Baku, Azerbaijan, Nov.12
By Seymur Aliyev - Trend:
End of the Cold War, the collapse of the Soviet Union, the warming of relations between Russia and the West allowed politicians, economists and other experts to make rosy forecasts for the formation of a new world. However, recent events suggest that these predictions were too optimistic.
The President of Kazakhstan, Nursultan Nazarbayev, addressing the people of the republic, made a momentous statement Nov.11. He said that the period of global trials await the people of Kazakhstan in the coming years.
"I just feel from my rich experience that the coming years will become a time of global trials for the world and for us as well," said Nazarbayev.
Such a statement of the Kazakh president could mean that despite the pressure of the West, Russia will not give in and the world order will change.
Today Astana is one of the most loyal partners of Moscow. Together, they are part of the Eurasian Economic Union. Therefore, the statement of the head of Kazakhstan is first of all based not on hunches and his own estimates but on the precise knowledge of what is happening in the lobby of the Kremlin.
In his address, the president of Kazakhstan also provides a vision of the future world order. "The architecture of the world will change, not all states will be able to pass this difficult stage," he said.
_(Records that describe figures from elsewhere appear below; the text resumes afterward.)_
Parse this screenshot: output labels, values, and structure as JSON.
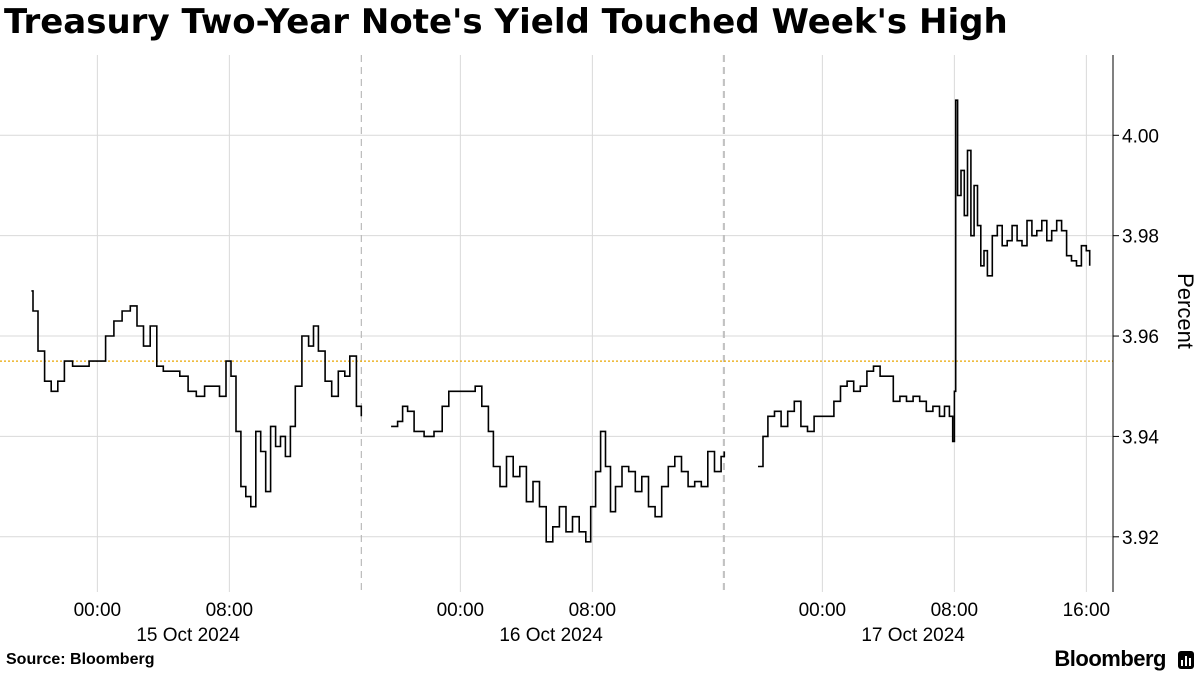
{
  "title": "Treasury Two-Year Note's Yield Touched Week's High",
  "source": "Source: Bloomberg",
  "brand": "Bloomberg",
  "colors": {
    "line": "#000000",
    "reference": "#e8a600",
    "grid": "#d9d9d9"
  },
  "chart_data": {
    "type": "line",
    "title": "Treasury Two-Year Note's Yield Touched Week's High",
    "xlabel": "",
    "ylabel": "Percent",
    "ylim": [
      3.909,
      4.016
    ],
    "xlim": [
      -5.9,
      16.4
    ],
    "y_ticks": [
      3.92,
      3.94,
      3.96,
      3.98,
      4.0
    ],
    "y_tick_labels": [
      "3.92",
      "3.94",
      "3.96",
      "3.98",
      "4.00"
    ],
    "x_ticks": [
      {
        "day": 0,
        "hour": 0,
        "label": "00:00"
      },
      {
        "day": 0,
        "hour": 8,
        "label": "08:00"
      },
      {
        "day": 1,
        "hour": 0,
        "label": "00:00"
      },
      {
        "day": 1,
        "hour": 8,
        "label": "08:00"
      },
      {
        "day": 2,
        "hour": 0,
        "label": "00:00"
      },
      {
        "day": 2,
        "hour": 8,
        "label": "08:00"
      },
      {
        "day": 2,
        "hour": 16,
        "label": "16:00"
      }
    ],
    "days": [
      {
        "label": "15 Oct 2024",
        "center_hour": 5.5
      },
      {
        "label": "16 Oct 2024",
        "center_hour": 5.5
      },
      {
        "label": "17 Oct 2024",
        "center_hour": 5.5
      }
    ],
    "day_boundaries": [
      {
        "day": 0,
        "hour": -6
      },
      {
        "day": 0,
        "hour": 16
      },
      {
        "day": 1,
        "hour": -6
      },
      {
        "day": 1,
        "hour": 16
      },
      {
        "day": 2,
        "hour": -6
      }
    ],
    "reference_line": 3.955,
    "grid": true,
    "series": [
      {
        "day": 0,
        "points": [
          [
            -4.0,
            3.969
          ],
          [
            -3.9,
            3.965
          ],
          [
            -3.6,
            3.957
          ],
          [
            -3.2,
            3.951
          ],
          [
            -2.8,
            3.949
          ],
          [
            -2.4,
            3.951
          ],
          [
            -2.0,
            3.955
          ],
          [
            -1.5,
            3.954
          ],
          [
            -1.0,
            3.954
          ],
          [
            -0.5,
            3.955
          ],
          [
            0.0,
            3.955
          ],
          [
            0.5,
            3.96
          ],
          [
            1.0,
            3.963
          ],
          [
            1.5,
            3.965
          ],
          [
            2.0,
            3.966
          ],
          [
            2.4,
            3.962
          ],
          [
            2.8,
            3.958
          ],
          [
            3.2,
            3.962
          ],
          [
            3.6,
            3.954
          ],
          [
            4.0,
            3.953
          ],
          [
            4.5,
            3.953
          ],
          [
            5.0,
            3.952
          ],
          [
            5.5,
            3.949
          ],
          [
            6.0,
            3.948
          ],
          [
            6.5,
            3.95
          ],
          [
            7.0,
            3.95
          ],
          [
            7.4,
            3.948
          ],
          [
            7.8,
            3.955
          ],
          [
            8.1,
            3.952
          ],
          [
            8.4,
            3.941
          ],
          [
            8.7,
            3.93
          ],
          [
            9.0,
            3.928
          ],
          [
            9.3,
            3.926
          ],
          [
            9.6,
            3.941
          ],
          [
            9.9,
            3.937
          ],
          [
            10.2,
            3.929
          ],
          [
            10.5,
            3.942
          ],
          [
            10.8,
            3.938
          ],
          [
            11.1,
            3.94
          ],
          [
            11.4,
            3.936
          ],
          [
            11.7,
            3.942
          ],
          [
            12.0,
            3.95
          ],
          [
            12.4,
            3.96
          ],
          [
            12.8,
            3.958
          ],
          [
            13.1,
            3.962
          ],
          [
            13.4,
            3.957
          ],
          [
            13.8,
            3.951
          ],
          [
            14.2,
            3.948
          ],
          [
            14.6,
            3.953
          ],
          [
            15.0,
            3.952
          ],
          [
            15.3,
            3.956
          ],
          [
            15.7,
            3.946
          ],
          [
            16.0,
            3.944
          ]
        ]
      },
      {
        "day": 1,
        "points": [
          [
            -4.2,
            3.942
          ],
          [
            -3.8,
            3.943
          ],
          [
            -3.5,
            3.946
          ],
          [
            -3.2,
            3.945
          ],
          [
            -2.8,
            3.941
          ],
          [
            -2.2,
            3.94
          ],
          [
            -1.6,
            3.941
          ],
          [
            -1.1,
            3.946
          ],
          [
            -0.7,
            3.949
          ],
          [
            -0.2,
            3.949
          ],
          [
            0.3,
            3.949
          ],
          [
            0.9,
            3.95
          ],
          [
            1.3,
            3.946
          ],
          [
            1.7,
            3.941
          ],
          [
            2.0,
            3.934
          ],
          [
            2.4,
            3.93
          ],
          [
            2.8,
            3.936
          ],
          [
            3.2,
            3.932
          ],
          [
            3.6,
            3.934
          ],
          [
            4.0,
            3.927
          ],
          [
            4.4,
            3.931
          ],
          [
            4.8,
            3.926
          ],
          [
            5.2,
            3.919
          ],
          [
            5.6,
            3.922
          ],
          [
            6.0,
            3.926
          ],
          [
            6.4,
            3.921
          ],
          [
            6.8,
            3.924
          ],
          [
            7.2,
            3.921
          ],
          [
            7.6,
            3.919
          ],
          [
            7.9,
            3.926
          ],
          [
            8.2,
            3.933
          ],
          [
            8.5,
            3.941
          ],
          [
            8.8,
            3.934
          ],
          [
            9.1,
            3.925
          ],
          [
            9.4,
            3.93
          ],
          [
            9.8,
            3.934
          ],
          [
            10.2,
            3.933
          ],
          [
            10.6,
            3.929
          ],
          [
            11.0,
            3.932
          ],
          [
            11.4,
            3.926
          ],
          [
            11.8,
            3.924
          ],
          [
            12.2,
            3.93
          ],
          [
            12.6,
            3.934
          ],
          [
            13.0,
            3.936
          ],
          [
            13.4,
            3.933
          ],
          [
            13.8,
            3.93
          ],
          [
            14.2,
            3.931
          ],
          [
            14.6,
            3.93
          ],
          [
            15.0,
            3.937
          ],
          [
            15.4,
            3.933
          ],
          [
            15.8,
            3.936
          ],
          [
            16.0,
            3.937
          ]
        ]
      },
      {
        "day": 2,
        "points": [
          [
            -3.9,
            3.934
          ],
          [
            -3.6,
            3.94
          ],
          [
            -3.3,
            3.944
          ],
          [
            -2.9,
            3.945
          ],
          [
            -2.5,
            3.942
          ],
          [
            -2.1,
            3.945
          ],
          [
            -1.7,
            3.947
          ],
          [
            -1.3,
            3.942
          ],
          [
            -0.9,
            3.941
          ],
          [
            -0.5,
            3.944
          ],
          [
            -0.1,
            3.944
          ],
          [
            0.3,
            3.944
          ],
          [
            0.7,
            3.947
          ],
          [
            1.1,
            3.95
          ],
          [
            1.5,
            3.951
          ],
          [
            1.9,
            3.949
          ],
          [
            2.3,
            3.95
          ],
          [
            2.7,
            3.953
          ],
          [
            3.1,
            3.954
          ],
          [
            3.5,
            3.952
          ],
          [
            3.9,
            3.952
          ],
          [
            4.3,
            3.947
          ],
          [
            4.7,
            3.948
          ],
          [
            5.1,
            3.947
          ],
          [
            5.5,
            3.948
          ],
          [
            5.9,
            3.947
          ],
          [
            6.3,
            3.945
          ],
          [
            6.7,
            3.946
          ],
          [
            7.1,
            3.944
          ],
          [
            7.4,
            3.946
          ],
          [
            7.7,
            3.944
          ],
          [
            7.9,
            3.939
          ],
          [
            8.0,
            3.949
          ],
          [
            8.08,
            4.007
          ],
          [
            8.2,
            3.988
          ],
          [
            8.4,
            3.993
          ],
          [
            8.6,
            3.984
          ],
          [
            8.8,
            3.997
          ],
          [
            9.0,
            3.98
          ],
          [
            9.2,
            3.99
          ],
          [
            9.4,
            3.982
          ],
          [
            9.6,
            3.974
          ],
          [
            9.8,
            3.977
          ],
          [
            10.0,
            3.972
          ],
          [
            10.3,
            3.98
          ],
          [
            10.6,
            3.982
          ],
          [
            10.9,
            3.978
          ],
          [
            11.2,
            3.979
          ],
          [
            11.5,
            3.982
          ],
          [
            11.8,
            3.979
          ],
          [
            12.1,
            3.978
          ],
          [
            12.4,
            3.983
          ],
          [
            12.7,
            3.98
          ],
          [
            13.0,
            3.981
          ],
          [
            13.3,
            3.983
          ],
          [
            13.6,
            3.979
          ],
          [
            13.9,
            3.981
          ],
          [
            14.2,
            3.983
          ],
          [
            14.5,
            3.981
          ],
          [
            14.8,
            3.976
          ],
          [
            15.1,
            3.975
          ],
          [
            15.4,
            3.974
          ],
          [
            15.7,
            3.978
          ],
          [
            16.0,
            3.977
          ],
          [
            16.2,
            3.974
          ]
        ]
      }
    ]
  }
}
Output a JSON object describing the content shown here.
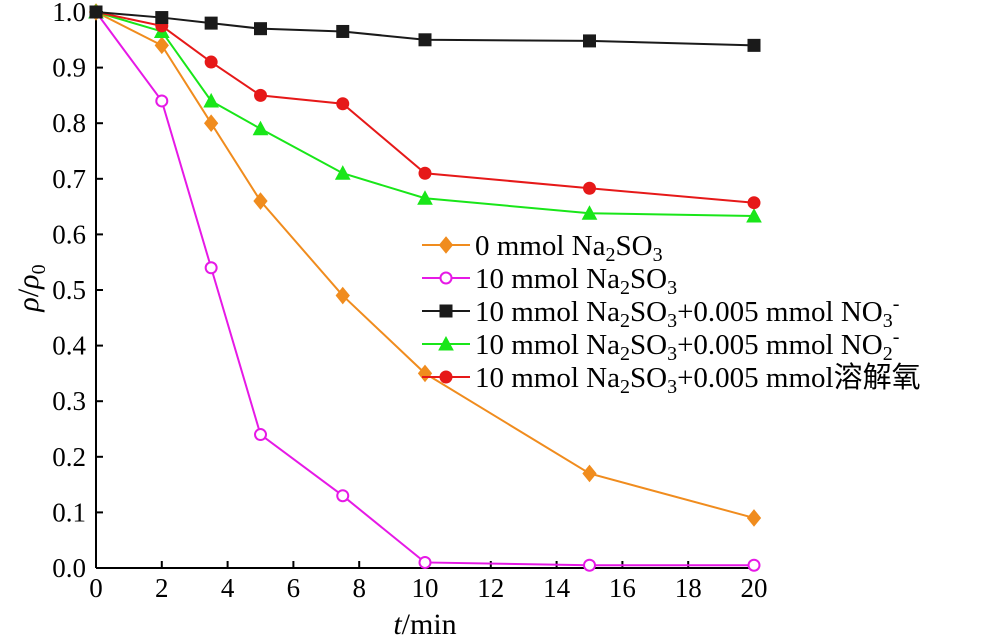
{
  "chart_data": {
    "type": "line",
    "xlabel": {
      "italic": "t",
      "rest": "/min"
    },
    "ylabel": {
      "italic": "ρ",
      "slash": "/",
      "italic2": "ρ",
      "sub": "0"
    },
    "xlim": [
      0,
      20
    ],
    "ylim": [
      0.0,
      1.0
    ],
    "xticks": [
      0,
      2,
      4,
      6,
      8,
      10,
      12,
      14,
      16,
      18,
      20
    ],
    "xtick_labels": [
      "0",
      "2",
      "4",
      "6",
      "8",
      "10",
      "12",
      "14",
      "16",
      "18",
      "20"
    ],
    "yticks": [
      0.0,
      0.1,
      0.2,
      0.3,
      0.4,
      0.5,
      0.6,
      0.7,
      0.8,
      0.9,
      1.0
    ],
    "ytick_labels": [
      "0.0",
      "0.1",
      "0.2",
      "0.3",
      "0.4",
      "0.5",
      "0.6",
      "0.7",
      "0.8",
      "0.9",
      "1.0"
    ],
    "grid": false,
    "legend_position": "center-right",
    "x": [
      0,
      2,
      3.5,
      5,
      7.5,
      10,
      15,
      20
    ],
    "series": [
      {
        "name": "0 mmol Na2SO3",
        "label_parts": [
          {
            "t": "0 mmol Na"
          },
          {
            "t": "2",
            "sub": true
          },
          {
            "t": "SO"
          },
          {
            "t": "3",
            "sub": true
          }
        ],
        "color": "#f08c1e",
        "marker": "diamond",
        "filled": true,
        "values": [
          1.0,
          0.94,
          0.8,
          0.66,
          0.49,
          0.35,
          0.17,
          0.09
        ]
      },
      {
        "name": "10 mmol Na2SO3",
        "label_parts": [
          {
            "t": "10 mmol Na"
          },
          {
            "t": "2",
            "sub": true
          },
          {
            "t": "SO"
          },
          {
            "t": "3",
            "sub": true
          }
        ],
        "color": "#e619e6",
        "marker": "circle",
        "filled": false,
        "values": [
          1.0,
          0.84,
          0.54,
          0.24,
          0.13,
          0.01,
          0.005,
          0.005
        ]
      },
      {
        "name": "10 mmol Na2SO3+0.005 mmol NO3-",
        "label_parts": [
          {
            "t": "10 mmol Na"
          },
          {
            "t": "2",
            "sub": true
          },
          {
            "t": "SO"
          },
          {
            "t": "3",
            "sub": true
          },
          {
            "t": "+0.005 mmol NO"
          },
          {
            "t": "3",
            "sub": true
          },
          {
            "t": "-",
            "sup": true
          }
        ],
        "color": "#1a1a1a",
        "marker": "square",
        "filled": true,
        "values": [
          1.0,
          0.99,
          0.98,
          0.97,
          0.965,
          0.95,
          0.948,
          0.94
        ]
      },
      {
        "name": "10 mmol Na2SO3+0.005 mmol NO2-",
        "label_parts": [
          {
            "t": "10 mmol Na"
          },
          {
            "t": "2",
            "sub": true
          },
          {
            "t": "SO"
          },
          {
            "t": "3",
            "sub": true
          },
          {
            "t": "+0.005 mmol NO"
          },
          {
            "t": "2",
            "sub": true
          },
          {
            "t": "-",
            "sup": true
          }
        ],
        "color": "#19e619",
        "marker": "triangle",
        "filled": true,
        "values": [
          1.0,
          0.965,
          0.84,
          0.79,
          0.71,
          0.665,
          0.638,
          0.633
        ]
      },
      {
        "name": "10 mmol Na2SO3+0.005 mmol溶解氧",
        "label_parts": [
          {
            "t": "10 mmol Na"
          },
          {
            "t": "2",
            "sub": true
          },
          {
            "t": "SO"
          },
          {
            "t": "3",
            "sub": true
          },
          {
            "t": "+0.005 mmol溶解氧"
          }
        ],
        "color": "#e61919",
        "marker": "circle",
        "filled": true,
        "values": [
          1.0,
          0.975,
          0.91,
          0.85,
          0.835,
          0.71,
          0.683,
          0.657
        ]
      }
    ]
  }
}
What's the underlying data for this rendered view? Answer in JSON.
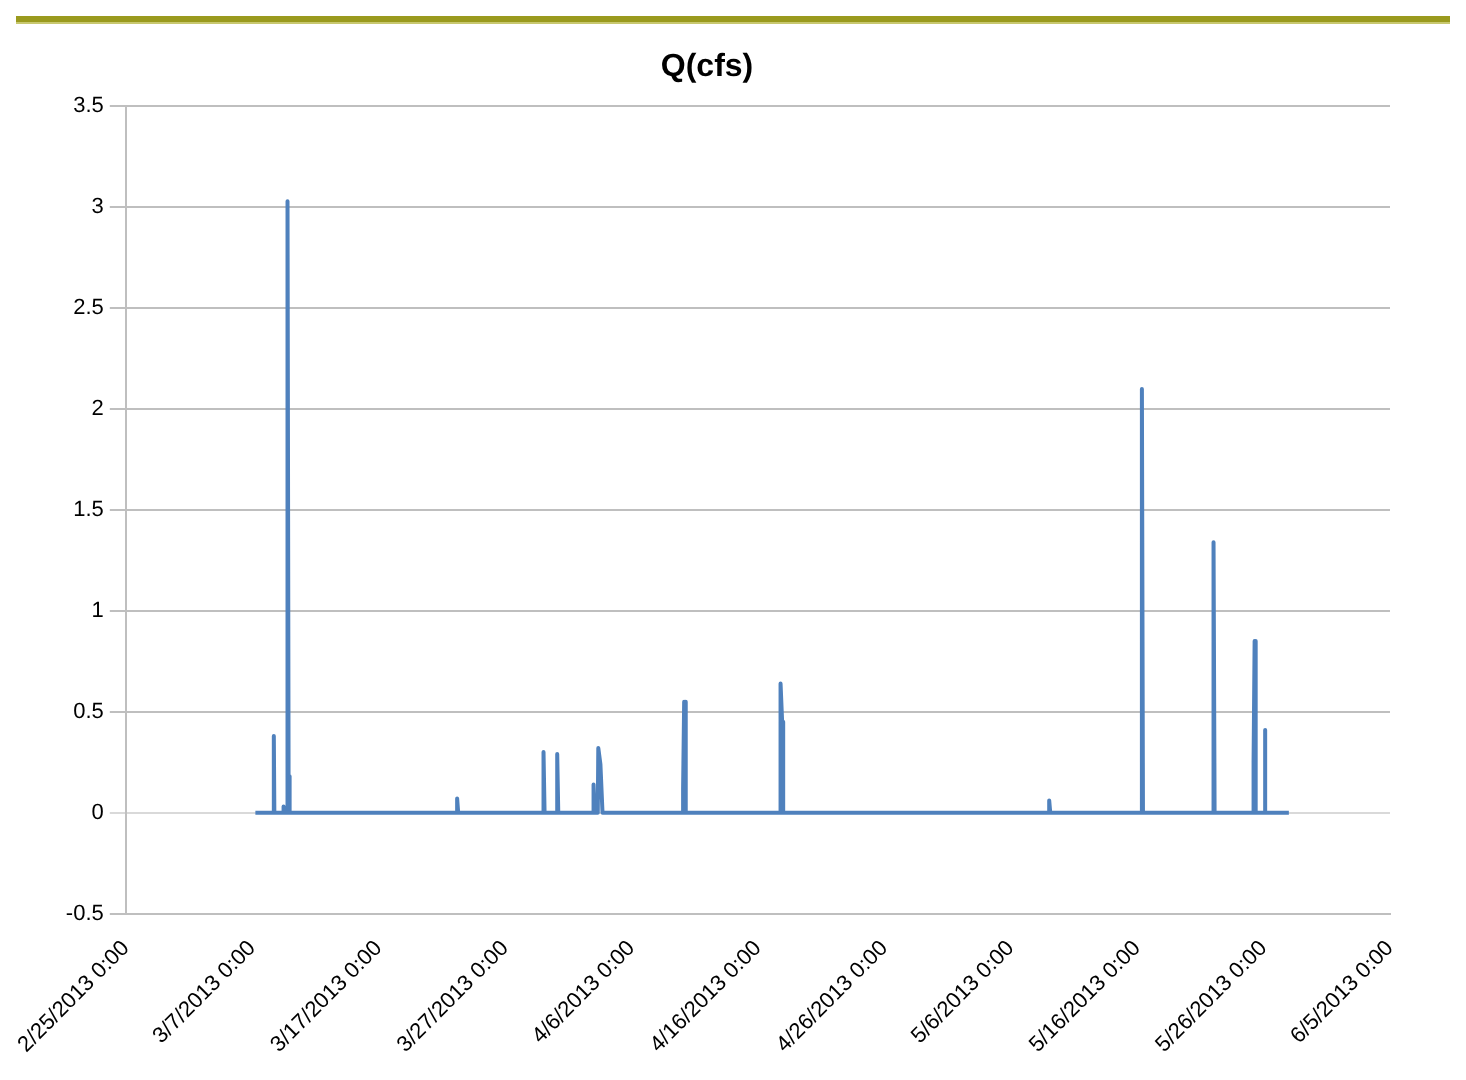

Some of the steps the United States, which were seen as "weakness", have led to activation of the new and old political players on the world stage in recent years. In fact, the Iranian crisis which had no results, the failure to topple the Syrian President Bashar Assad and several other events were perceived namely as a manifestation of this "weakness". Russia directly participated in all these events.
It is namely these events that may be prerequisites of the crisis in Ukraine and Moscow's annexation of Crimea without regard to the West. This led to the activation of other players, such as Turkey and the Arab countries in the Middle East, and has become a precursor to the creation of so-called "Islamic State."
Naturally, the US responded. Sanctions were imposed on Russia, the problems with the ruble started, oil prices, on which the budget of the Russian Federation heavily depends, fell. However, the success of Iran's opposition to sanctions, China's discontent with the US world hegemony, as well as the activation of the Third World may be one of the reasons for the optimistic forecasts of Moscow.
In any case, the statement of the president of Kazakhstan suggests that this process will be delayed, and Russia is not going to back down. Time will tell what the outcome of all that happens will be. However, it should be emphasized once again that Nursultan Nazarbayev predicts "a change in architecture of the world."